Je lui rendis visite un jour chez lui, à Tel-Aviv. À la fin de notre rencontre, à une époque où les téléphones portables n’existaient pas encore, je sortis un appareil photo et lui demandai la permission de le photographier. Il refusa.

Je lui demandai pourquoi. Il me répondit : « Vous allez croire que vous possédez maintenant la photographie d’un survivant d’Auschwitz. Mais vous n’aurez jamais la photographie d’un survivant d’Auschwitz. »

Il voulait dire : vous pouvez photographier mon visage, mais vous ne pourrez jamais photographier ce que j’ai vu, ce que j’ai perdu, ce qui s’est brisé et ce qui continue de vivre derrière mes yeux. Une personne n’est jamais réductible à l’image que nous percevons. Derrière chaque visage se cache un univers. Et cette idée nous conduit directement à un verset apparemment étrange de la paracha de Devarim.

Le poids que Moché ne pouvait plus porter seul

Au début du livre de Devarim, Moché Rabbénou prononce son dernier discours. Il se trouve à quelques semaines de son départ de ce monde. Pendant quarante ans, il a accompagné le peuple juif à travers le désert. Il l’a défendu, enseigné, réprimandé, consolé et porté.

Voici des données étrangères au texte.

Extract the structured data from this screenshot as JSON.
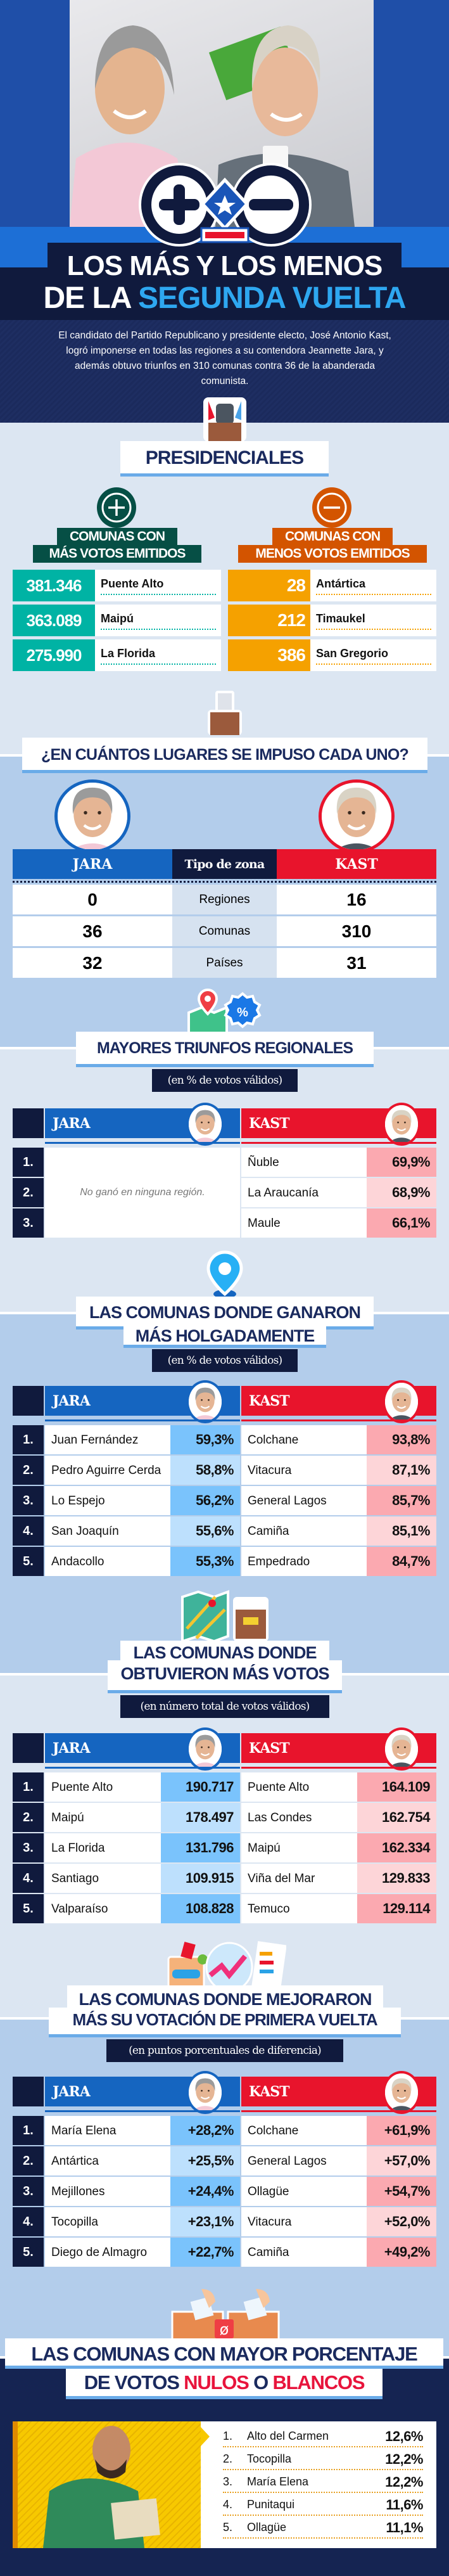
{
  "header": {
    "title_line1": "LOS MÁS Y LOS MENOS",
    "title_line2_a": "DE LA",
    "title_line2_b": "SEGUNDA VUELTA",
    "description": "El candidato del Partido Republicano y presidente electo, José Antonio Kast, logró imponerse en todas las regiones a su contendora Jeannette Jara, y además obtuvo triunfos en 310 comunas contra 36 de la abanderada comunista."
  },
  "presidenciales": {
    "title": "PRESIDENCIALES",
    "mas": {
      "line1": "COMUNAS CON",
      "line2": "MÁS VOTOS EMITIDOS",
      "rows": [
        {
          "value": "381.346",
          "name": "Puente Alto"
        },
        {
          "value": "363.089",
          "name": "Maipú"
        },
        {
          "value": "275.990",
          "name": "La Florida"
        }
      ]
    },
    "menos": {
      "line1": "COMUNAS CON",
      "line2": "MENOS VOTOS EMITIDOS",
      "rows": [
        {
          "value": "28",
          "name": "Antártica"
        },
        {
          "value": "212",
          "name": "Timaukel"
        },
        {
          "value": "386",
          "name": "San Gregorio"
        }
      ]
    }
  },
  "lugares": {
    "title": "¿EN CUÁNTOS LUGARES SE IMPUSO CADA UNO?",
    "jara_label": "JARA",
    "zona_label": "Tipo de zona",
    "kast_label": "KAST",
    "rows": [
      {
        "jara": "0",
        "zona": "Regiones",
        "kast": "16"
      },
      {
        "jara": "36",
        "zona": "Comunas",
        "kast": "310"
      },
      {
        "jara": "32",
        "zona": "Países",
        "kast": "31"
      }
    ]
  },
  "regionales": {
    "title": "MAYORES TRIUNFOS REGIONALES",
    "subtitle": "(en % de votos válidos)",
    "jara_label": "JARA",
    "kast_label": "KAST",
    "jara_note": "No ganó en ninguna región.",
    "rows": [
      {
        "rank": "1.",
        "kast_name": "Ñuble",
        "kast_value": "69,9%"
      },
      {
        "rank": "2.",
        "kast_name": "La Araucanía",
        "kast_value": "68,9%"
      },
      {
        "rank": "3.",
        "kast_name": "Maule",
        "kast_value": "66,1%"
      }
    ]
  },
  "holgadas": {
    "title_line1": "LAS COMUNAS DONDE GANARON",
    "title_line2": "MÁS HOLGADAMENTE",
    "subtitle": "(en % de votos válidos)",
    "jara_label": "JARA",
    "kast_label": "KAST",
    "rows": [
      {
        "rank": "1.",
        "jara_name": "Juan Fernández",
        "jara_value": "59,3%",
        "kast_name": "Colchane",
        "kast_value": "93,8%"
      },
      {
        "rank": "2.",
        "jara_name": "Pedro Aguirre Cerda",
        "jara_value": "58,8%",
        "kast_name": "Vitacura",
        "kast_value": "87,1%"
      },
      {
        "rank": "3.",
        "jara_name": "Lo Espejo",
        "jara_value": "56,2%",
        "kast_name": "General Lagos",
        "kast_value": "85,7%"
      },
      {
        "rank": "4.",
        "jara_name": "San Joaquín",
        "jara_value": "55,6%",
        "kast_name": "Camiña",
        "kast_value": "85,1%"
      },
      {
        "rank": "5.",
        "jara_name": "Andacollo",
        "jara_value": "55,3%",
        "kast_name": "Empedrado",
        "kast_value": "84,7%"
      }
    ]
  },
  "votos": {
    "title_line1": "LAS COMUNAS DONDE",
    "title_line2": "OBTUVIERON MÁS VOTOS",
    "subtitle": "(en número total de votos válidos)",
    "jara_label": "JARA",
    "kast_label": "KAST",
    "rows": [
      {
        "rank": "1.",
        "jara_name": "Puente Alto",
        "jara_value": "190.717",
        "kast_name": "Puente Alto",
        "kast_value": "164.109"
      },
      {
        "rank": "2.",
        "jara_name": "Maipú",
        "jara_value": "178.497",
        "kast_name": "Las Condes",
        "kast_value": "162.754"
      },
      {
        "rank": "3.",
        "jara_name": "La Florida",
        "jara_value": "131.796",
        "kast_name": "Maipú",
        "kast_value": "162.334"
      },
      {
        "rank": "4.",
        "jara_name": "Santiago",
        "jara_value": "109.915",
        "kast_name": "Viña del Mar",
        "kast_value": "129.833"
      },
      {
        "rank": "5.",
        "jara_name": "Valparaíso",
        "jara_value": "108.828",
        "kast_name": "Temuco",
        "kast_value": "129.114"
      }
    ]
  },
  "mejoraron": {
    "title_line1": "LAS COMUNAS DONDE MEJORARON",
    "title_line2": "MÁS SU VOTACIÓN DE PRIMERA VUELTA",
    "subtitle": "(en puntos porcentuales de diferencia)",
    "jara_label": "JARA",
    "kast_label": "KAST",
    "rows": [
      {
        "rank": "1.",
        "jara_name": "María Elena",
        "jara_value": "+28,2%",
        "kast_name": "Colchane",
        "kast_value": "+61,9%"
      },
      {
        "rank": "2.",
        "jara_name": "Antártica",
        "jara_value": "+25,5%",
        "kast_name": "General Lagos",
        "kast_value": "+57,0%"
      },
      {
        "rank": "3.",
        "jara_name": "Mejillones",
        "jara_value": "+24,4%",
        "kast_name": "Ollagüe",
        "kast_value": "+54,7%"
      },
      {
        "rank": "4.",
        "jara_name": "Tocopilla",
        "jara_value": "+23,1%",
        "kast_name": "Vitacura",
        "kast_value": "+52,0%"
      },
      {
        "rank": "5.",
        "jara_name": "Diego de Almagro",
        "jara_value": "+22,7%",
        "kast_name": "Camiña",
        "kast_value": "+49,2%"
      }
    ]
  },
  "nulos": {
    "title_line1": "LAS COMUNAS CON MAYOR PORCENTAJE",
    "title_line2_a": "DE VOTOS",
    "nulos": "NULOS",
    "o": "O",
    "blancos": "BLANCOS",
    "rows": [
      {
        "rank": "1.",
        "name": "Alto del Carmen",
        "value": "12,6%"
      },
      {
        "rank": "2.",
        "name": "Tocopilla",
        "value": "12,2%"
      },
      {
        "rank": "3.",
        "name": "María Elena",
        "value": "12,2%"
      },
      {
        "rank": "4.",
        "name": "Punitaqui",
        "value": "11,6%"
      },
      {
        "rank": "5.",
        "name": "Ollagüe",
        "value": "11,1%"
      }
    ]
  },
  "colors": {
    "navy": "#101a3d",
    "jara_blue": "#1565c0",
    "kast_red": "#e8142c",
    "teal": "#00b3a4",
    "orange": "#f5a100",
    "accent": "#2ea7f0"
  }
}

Moché déclare : « אֵיכָה אֶשָּׂא לְבַדִּי טָרְחֲכֶם וּמַשַּׂאֲכֶם וְרִיבְכֶם » — Eikha essa levadi tor’hakhem oumassa’akhem verivkhem — « Comment pourrais-je porter seul vos tracas, votre fardeau et vos querelles ? » (Devarim 1, 12).

Trois expressions apparaissent ici : tor’hakhem, vos tracas ; massa’akhem, votre fardeau ; rivkhem, vos querelles. Pourquoi trois termes ? Que représentent-ils exactement ?

Rachi, le grand commentateur de la Torah et du Talmud, dont chaque mot cherche à éclairer le sens simple et profond du verset, cite l’enseignement de nos Sages. Tor’hakhem signifie que certains membres du peuple étaient procéduriers. Même après avoir perdu un procès, ils continuaient à produire de prétendus témoins ou de nouvelles preuves, uniquement pour prolonger l’affaire et créer davantage de tension.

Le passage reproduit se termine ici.